When a nursing home touts its five-star rating, it may mean something positive – or not. A five star rating may indicate that the nursing home really is a place where the residents are provided good holistic care, live in a home environment, experience person-centered care, make choices about significant issues in their day and in their care – when they get up and when they go to bed, when and how they are bathed, etc. -- and where staff are empowered and happy in their work.

That same five star rating may not reflect the reality of perhaps, institutionalization with its depersonalization of residents and staff, high turnover with its implications for continuity of good care, poor staff morale with implications for residents, etc.

The government website itself states the limitations of the rating system. (http://www.medicare.gov/NHCompare/static/tabHelp.asp?activeTab=6) noting that the information is for one point in time (snap shot ), that it is self-reported and that the Quality Measures and Quality Indicators measure only a few of the many aspects of care.

An article in today’s Los Angeles Times states, “Although the Centers for Medicare and Medicaid Services created a website called Nursing Home Compare in 1998 . . . the site's usefulness has been criticized since its inception. “
The entire article can be read at: http://www.latimes.com/features/health/la-he-nursing-homes28-2009sep28,0,5321203.story

Nationally, this article reports, 40% of persons over the age of 65 can expect to spend some time in a nursing home. Our own self-interest pushes us to learn more about these issues and to advocate for those living in nursing homes and --- for ourselves.

Friday, September 25, 2009

Drugs and Dementia Care: Unnecessary, Ineffective and Costly

© Imelda Maurer, cdp September 25, 2009

Isn’t it amazing how often compassion and common sense aren’t validated until there is an official study or series of studies that address the issue involved.

Within the past year or so there has been one news report after another indicating the prevalence of nursing home residents with dementia being prescribed anti-psychotics. This exists in the face of Black Box Warnings by the FDA indicating that elderly residents with dementia are at an increased risk of death when certain anti-psychotics (Seroquel is a big one) are part of the drug regimen.

Recent Research
A study in Australia was reported in the September issue of Caring for the Ages. The residents in that study all had progressive dementia “with persistent behaviors that made it difficult for staff to care for them.” One group of caregivers was provided two-day training in person-centered care with dementia residents. The residents were tested with scientifically valid check lists to indicate their level of agitation at the beginning of the study and then at four and at eight months after the beginning of the study.

Results
After four months, those residents with dementia receiving “usual care” showed an increase of agitation of almost 9 points on the scales that were used. By contrast, those residents who were cared for in the person-centered care model, showed a decrease of 9 points on the same agitation scale.

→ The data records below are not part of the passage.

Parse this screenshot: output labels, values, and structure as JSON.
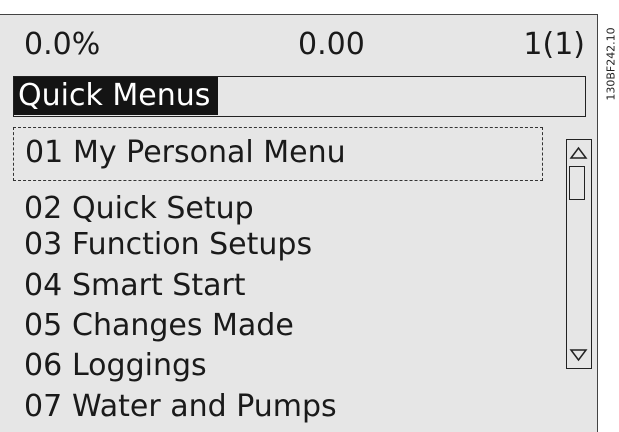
{
  "status": {
    "left": "0.0%",
    "middle": "0.00",
    "right": "1(1)"
  },
  "title": "Quick Menus",
  "menu": [
    {
      "num": "01",
      "label": "My Personal Menu",
      "selected": true
    },
    {
      "num": "02",
      "label": "Quick Setup"
    },
    {
      "num": "03",
      "label": "Function Setups"
    },
    {
      "num": "04",
      "label": "Smart Start"
    },
    {
      "num": "05",
      "label": "Changes Made"
    },
    {
      "num": "06",
      "label": "Loggings"
    },
    {
      "num": "07",
      "label": "Water and Pumps"
    }
  ],
  "scrollbar": {
    "up_icon": "triangle-up",
    "down_icon": "triangle-down"
  },
  "figure_code": "130BF242.10"
}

So there’s the scientific proof --- medical professionals refer to it as “evidence-based” approach to care –

Drugs prescribed for patients with dementia are not always unnecessary. But it is clear that reaching for a prescription pad the moment a symptom is noted is not good medicine even though it is a prevalent practice in too many nursing homes. Dr. Al Power is a geriatrician and certified medical director who practiced at St. John’s Home in Rochester, NY. He has a book that will be published in the early part of 2010 on this very topic of non-pharmacological approach to dementia care. In his own nursing home practice, Dr. Power told me, an average of 6% of his dementia patients at St. John’s were on anti-psychotics. That’s a wonderful contrast to the national average among nursing home residents with dementia of 28%

The call to liberate our elders
When this evidence-based, person-centered approach is used, these elderly residents have been set free from the shackles of unnecessary drugs. Let the work go on!